How instability in Yemen affects the U.S.

Flash Points: Why should the U.S. care about the instability in Yemen?

Instability in Yemen deepened Wednesday as President Abed Rabbo Mansour Hadi fled the country in a boat to escape the Shiite Houthi rebels whose increasing power forced him from office in January.

The collapse of the government already spelled bad news for the U.S., which benefitted from the fact that Hadi allowed the American military to conduct drone strikes there against al Qaeda in the Arabian Peninsula (AQAP).
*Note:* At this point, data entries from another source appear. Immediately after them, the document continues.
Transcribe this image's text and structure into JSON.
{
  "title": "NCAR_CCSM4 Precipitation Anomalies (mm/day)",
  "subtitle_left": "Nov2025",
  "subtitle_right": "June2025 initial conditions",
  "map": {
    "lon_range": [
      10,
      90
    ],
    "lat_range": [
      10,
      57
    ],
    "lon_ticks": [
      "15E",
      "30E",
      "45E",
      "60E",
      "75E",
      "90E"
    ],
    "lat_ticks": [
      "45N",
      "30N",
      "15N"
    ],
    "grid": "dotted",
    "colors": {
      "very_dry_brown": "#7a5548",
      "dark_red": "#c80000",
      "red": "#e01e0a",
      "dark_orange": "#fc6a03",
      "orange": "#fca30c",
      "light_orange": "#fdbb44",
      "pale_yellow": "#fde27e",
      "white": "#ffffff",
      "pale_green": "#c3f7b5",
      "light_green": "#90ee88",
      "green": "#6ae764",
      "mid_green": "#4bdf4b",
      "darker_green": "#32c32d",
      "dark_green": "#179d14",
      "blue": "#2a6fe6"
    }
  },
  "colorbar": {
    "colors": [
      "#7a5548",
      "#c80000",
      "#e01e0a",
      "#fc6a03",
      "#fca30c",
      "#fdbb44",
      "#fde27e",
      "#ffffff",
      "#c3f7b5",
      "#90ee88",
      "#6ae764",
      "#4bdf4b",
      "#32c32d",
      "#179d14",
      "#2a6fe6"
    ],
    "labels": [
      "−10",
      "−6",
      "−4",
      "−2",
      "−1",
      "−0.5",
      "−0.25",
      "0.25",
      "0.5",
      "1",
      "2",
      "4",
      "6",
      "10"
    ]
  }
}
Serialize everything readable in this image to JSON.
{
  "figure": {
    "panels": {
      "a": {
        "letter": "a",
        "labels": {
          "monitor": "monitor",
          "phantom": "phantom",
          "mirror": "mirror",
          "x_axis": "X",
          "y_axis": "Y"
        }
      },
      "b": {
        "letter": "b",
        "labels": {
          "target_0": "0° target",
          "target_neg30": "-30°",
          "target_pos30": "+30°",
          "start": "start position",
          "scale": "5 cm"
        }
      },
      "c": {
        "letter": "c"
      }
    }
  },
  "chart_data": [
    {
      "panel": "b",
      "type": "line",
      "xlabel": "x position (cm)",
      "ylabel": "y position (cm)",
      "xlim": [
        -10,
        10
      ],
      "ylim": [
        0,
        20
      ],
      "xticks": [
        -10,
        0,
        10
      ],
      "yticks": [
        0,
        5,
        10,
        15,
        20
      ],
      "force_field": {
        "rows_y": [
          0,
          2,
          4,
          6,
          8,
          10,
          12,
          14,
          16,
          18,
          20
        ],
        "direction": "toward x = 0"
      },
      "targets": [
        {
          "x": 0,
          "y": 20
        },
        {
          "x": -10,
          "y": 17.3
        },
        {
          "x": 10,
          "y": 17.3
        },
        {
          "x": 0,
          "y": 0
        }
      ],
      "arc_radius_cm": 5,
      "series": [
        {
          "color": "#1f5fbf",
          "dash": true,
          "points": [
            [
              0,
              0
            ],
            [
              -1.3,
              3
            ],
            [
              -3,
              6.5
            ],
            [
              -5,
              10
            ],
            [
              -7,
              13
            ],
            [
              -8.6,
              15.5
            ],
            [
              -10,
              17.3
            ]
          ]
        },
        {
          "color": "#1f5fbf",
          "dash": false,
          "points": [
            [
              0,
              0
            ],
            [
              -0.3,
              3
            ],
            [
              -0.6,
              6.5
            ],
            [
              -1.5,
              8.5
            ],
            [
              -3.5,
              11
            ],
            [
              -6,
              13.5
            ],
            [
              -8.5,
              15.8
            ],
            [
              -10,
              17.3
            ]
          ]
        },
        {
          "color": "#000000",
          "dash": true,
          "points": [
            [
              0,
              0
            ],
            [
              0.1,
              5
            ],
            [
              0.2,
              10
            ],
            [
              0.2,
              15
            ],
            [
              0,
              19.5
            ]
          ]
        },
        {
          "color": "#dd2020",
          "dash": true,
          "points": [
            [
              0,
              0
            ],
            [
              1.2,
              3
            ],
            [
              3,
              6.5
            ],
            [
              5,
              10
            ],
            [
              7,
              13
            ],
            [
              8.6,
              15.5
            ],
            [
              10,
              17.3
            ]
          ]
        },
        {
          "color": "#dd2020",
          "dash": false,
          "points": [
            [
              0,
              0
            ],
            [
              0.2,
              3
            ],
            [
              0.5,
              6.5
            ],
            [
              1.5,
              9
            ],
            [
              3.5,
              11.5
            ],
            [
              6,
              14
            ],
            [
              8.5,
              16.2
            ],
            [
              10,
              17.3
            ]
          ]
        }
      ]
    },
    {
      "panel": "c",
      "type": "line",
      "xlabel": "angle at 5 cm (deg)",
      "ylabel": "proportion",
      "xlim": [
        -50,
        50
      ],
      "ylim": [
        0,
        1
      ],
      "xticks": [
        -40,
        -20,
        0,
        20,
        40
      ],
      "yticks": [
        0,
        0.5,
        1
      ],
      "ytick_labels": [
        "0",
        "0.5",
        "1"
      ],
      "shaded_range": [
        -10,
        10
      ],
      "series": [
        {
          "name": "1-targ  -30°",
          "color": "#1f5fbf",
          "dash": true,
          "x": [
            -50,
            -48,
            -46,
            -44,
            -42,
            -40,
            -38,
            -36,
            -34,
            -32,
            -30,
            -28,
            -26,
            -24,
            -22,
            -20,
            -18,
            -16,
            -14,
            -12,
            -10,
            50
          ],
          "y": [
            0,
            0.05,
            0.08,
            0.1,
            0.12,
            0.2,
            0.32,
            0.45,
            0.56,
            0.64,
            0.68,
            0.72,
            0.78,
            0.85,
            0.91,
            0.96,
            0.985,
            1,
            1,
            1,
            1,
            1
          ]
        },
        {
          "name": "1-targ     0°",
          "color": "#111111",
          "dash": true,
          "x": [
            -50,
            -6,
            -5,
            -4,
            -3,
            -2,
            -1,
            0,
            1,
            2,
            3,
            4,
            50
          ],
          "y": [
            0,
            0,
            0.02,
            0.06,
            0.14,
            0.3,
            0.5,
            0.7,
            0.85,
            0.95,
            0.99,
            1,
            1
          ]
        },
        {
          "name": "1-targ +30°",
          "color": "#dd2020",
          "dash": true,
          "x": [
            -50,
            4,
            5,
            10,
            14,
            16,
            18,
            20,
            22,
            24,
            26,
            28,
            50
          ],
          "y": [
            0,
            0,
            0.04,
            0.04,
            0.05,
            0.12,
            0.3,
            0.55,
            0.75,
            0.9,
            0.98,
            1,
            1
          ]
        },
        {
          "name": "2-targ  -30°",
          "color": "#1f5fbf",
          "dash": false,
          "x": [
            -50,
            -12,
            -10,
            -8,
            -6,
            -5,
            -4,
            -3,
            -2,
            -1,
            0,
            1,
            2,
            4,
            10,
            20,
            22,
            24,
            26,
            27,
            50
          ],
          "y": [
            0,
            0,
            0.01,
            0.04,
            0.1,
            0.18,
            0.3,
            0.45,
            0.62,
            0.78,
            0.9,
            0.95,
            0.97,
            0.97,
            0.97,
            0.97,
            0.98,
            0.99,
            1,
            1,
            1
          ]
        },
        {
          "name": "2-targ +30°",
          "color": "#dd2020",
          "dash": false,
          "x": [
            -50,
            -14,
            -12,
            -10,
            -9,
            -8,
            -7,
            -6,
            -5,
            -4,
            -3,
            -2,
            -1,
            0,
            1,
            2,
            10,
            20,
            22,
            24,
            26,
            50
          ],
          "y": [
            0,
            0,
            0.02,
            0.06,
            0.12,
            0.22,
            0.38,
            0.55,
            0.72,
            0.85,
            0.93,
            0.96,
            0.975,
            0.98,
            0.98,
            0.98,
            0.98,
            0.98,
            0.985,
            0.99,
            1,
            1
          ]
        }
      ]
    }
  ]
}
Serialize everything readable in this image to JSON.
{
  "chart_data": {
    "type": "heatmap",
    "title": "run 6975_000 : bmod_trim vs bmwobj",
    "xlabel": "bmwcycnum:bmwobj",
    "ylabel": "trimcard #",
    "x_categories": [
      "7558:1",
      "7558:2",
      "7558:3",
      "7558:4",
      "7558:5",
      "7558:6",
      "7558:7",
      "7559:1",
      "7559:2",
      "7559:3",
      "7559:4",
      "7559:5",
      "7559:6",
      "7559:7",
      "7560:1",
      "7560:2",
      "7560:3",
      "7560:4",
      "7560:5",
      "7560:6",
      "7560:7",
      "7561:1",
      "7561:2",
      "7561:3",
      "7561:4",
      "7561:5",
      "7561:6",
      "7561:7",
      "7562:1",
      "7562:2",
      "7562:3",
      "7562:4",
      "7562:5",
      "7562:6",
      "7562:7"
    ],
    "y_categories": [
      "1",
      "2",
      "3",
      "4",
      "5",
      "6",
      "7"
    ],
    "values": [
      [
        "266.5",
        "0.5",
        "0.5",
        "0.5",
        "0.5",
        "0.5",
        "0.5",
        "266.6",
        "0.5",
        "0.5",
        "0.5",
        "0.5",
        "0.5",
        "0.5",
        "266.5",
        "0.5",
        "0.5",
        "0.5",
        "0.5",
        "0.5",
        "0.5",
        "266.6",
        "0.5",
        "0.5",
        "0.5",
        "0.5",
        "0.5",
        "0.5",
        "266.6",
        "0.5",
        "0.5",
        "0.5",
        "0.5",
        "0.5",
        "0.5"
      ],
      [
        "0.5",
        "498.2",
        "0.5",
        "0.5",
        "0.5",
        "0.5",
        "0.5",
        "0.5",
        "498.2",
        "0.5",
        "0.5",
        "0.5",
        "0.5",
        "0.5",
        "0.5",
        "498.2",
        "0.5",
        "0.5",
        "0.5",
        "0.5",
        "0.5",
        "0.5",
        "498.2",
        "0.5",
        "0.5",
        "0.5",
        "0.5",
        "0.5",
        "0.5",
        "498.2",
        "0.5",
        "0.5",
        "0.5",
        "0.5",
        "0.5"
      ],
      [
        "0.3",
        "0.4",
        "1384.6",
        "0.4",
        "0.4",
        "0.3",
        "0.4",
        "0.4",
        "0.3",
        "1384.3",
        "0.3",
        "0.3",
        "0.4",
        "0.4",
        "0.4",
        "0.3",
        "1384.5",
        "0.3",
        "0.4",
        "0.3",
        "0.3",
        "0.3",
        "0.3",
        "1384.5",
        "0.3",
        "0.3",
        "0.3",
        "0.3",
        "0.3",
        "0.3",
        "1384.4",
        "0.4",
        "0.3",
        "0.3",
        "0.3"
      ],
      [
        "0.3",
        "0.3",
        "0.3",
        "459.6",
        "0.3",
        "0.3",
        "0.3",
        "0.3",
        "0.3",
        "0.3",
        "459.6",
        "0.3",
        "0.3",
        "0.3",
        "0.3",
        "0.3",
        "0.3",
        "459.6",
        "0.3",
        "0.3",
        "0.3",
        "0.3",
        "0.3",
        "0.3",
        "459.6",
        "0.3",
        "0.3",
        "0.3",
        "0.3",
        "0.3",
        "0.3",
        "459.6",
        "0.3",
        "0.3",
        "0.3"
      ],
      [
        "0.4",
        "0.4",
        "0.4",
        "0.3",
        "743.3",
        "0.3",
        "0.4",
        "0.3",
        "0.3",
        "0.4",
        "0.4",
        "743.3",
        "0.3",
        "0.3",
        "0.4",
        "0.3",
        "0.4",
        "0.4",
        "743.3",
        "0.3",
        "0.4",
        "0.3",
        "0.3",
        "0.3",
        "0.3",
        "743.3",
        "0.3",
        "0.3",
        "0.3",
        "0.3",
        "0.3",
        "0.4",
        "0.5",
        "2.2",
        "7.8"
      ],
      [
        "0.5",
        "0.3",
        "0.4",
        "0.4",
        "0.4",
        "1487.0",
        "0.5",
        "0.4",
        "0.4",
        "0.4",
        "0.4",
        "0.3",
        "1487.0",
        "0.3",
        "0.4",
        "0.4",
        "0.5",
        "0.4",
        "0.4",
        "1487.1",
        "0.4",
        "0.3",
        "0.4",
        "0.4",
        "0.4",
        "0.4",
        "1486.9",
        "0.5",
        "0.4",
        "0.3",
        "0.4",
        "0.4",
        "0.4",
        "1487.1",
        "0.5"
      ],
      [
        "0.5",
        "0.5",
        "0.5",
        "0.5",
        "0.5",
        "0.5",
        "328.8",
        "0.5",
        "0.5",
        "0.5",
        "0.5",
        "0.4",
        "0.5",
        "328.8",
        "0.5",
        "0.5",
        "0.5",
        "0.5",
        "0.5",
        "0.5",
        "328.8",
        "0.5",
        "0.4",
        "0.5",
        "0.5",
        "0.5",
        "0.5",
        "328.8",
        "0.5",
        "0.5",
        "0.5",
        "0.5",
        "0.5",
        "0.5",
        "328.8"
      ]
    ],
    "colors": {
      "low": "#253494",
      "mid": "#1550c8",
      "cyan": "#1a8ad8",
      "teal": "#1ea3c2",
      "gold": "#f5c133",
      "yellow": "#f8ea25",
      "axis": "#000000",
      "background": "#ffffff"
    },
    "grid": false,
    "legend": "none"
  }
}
With Hadi gone, the last vestiges of his power also vanish and leave an uncertain future for U.S. security.

How Yemen's crisis will impact U.S. fight against terrorism

"We have a critical counterterrorism need in Yemen," said CBS News Senior National Security Analyst Juan Zarate. "Al Qaeda branch in the Arabian peninsula, the al Qaeda brand in Yemen, is still deemed by American counterterrorism officials as being the most lethal, most active in terms of going after the West."

In addition to the top al Qaeda bomb maker, the group has dedicated senior-level al Qaeda operatives running their western operations and control more and more territory because of the chaos there.

"That's a problem because you have a safe haven with a group committed to hitting the United States that now may fall under less pressure rather than more and without a U.S. presence on the ground working with Yemeni counterparts you have less pressure," Zarate said.

The other two problems are the spread of instability across the Gulf, which makes U.S. allies in the region nervous, and the fact that there is a proxy battle between Sunni Arab allies and the Iranian-backed Houthi rebels.

Shiite rebels seize Yemen's third largest city

AQAP is also ideologically aligned with the Islamic State of Iraq and Syria (ISIS), Zarate said, but strategically they are in still in competition for who will lead the global jihadi movement. In Yemen, they could end up competing for territory, movement, operatives and resources, which could benefit the U.S., but there is also a clear risk of them forming an alliance.

"We've to make sure that we at least keep an eye on and a picture on what's happening in Yemen in particular with Western plotting. That takes deep intelligence work, that takes reliance on our allies in the region to get into these areas that al Qaeda is using to plot and to plan attacks and so keeping our eye on the ball is really important especially as al Qaeda and other actors shift," Zarate said.

An earlier version of this article incorrectly stated that the Houthi rebels are ideologically aligned with Al Qaeda in the Arabian Peninsula.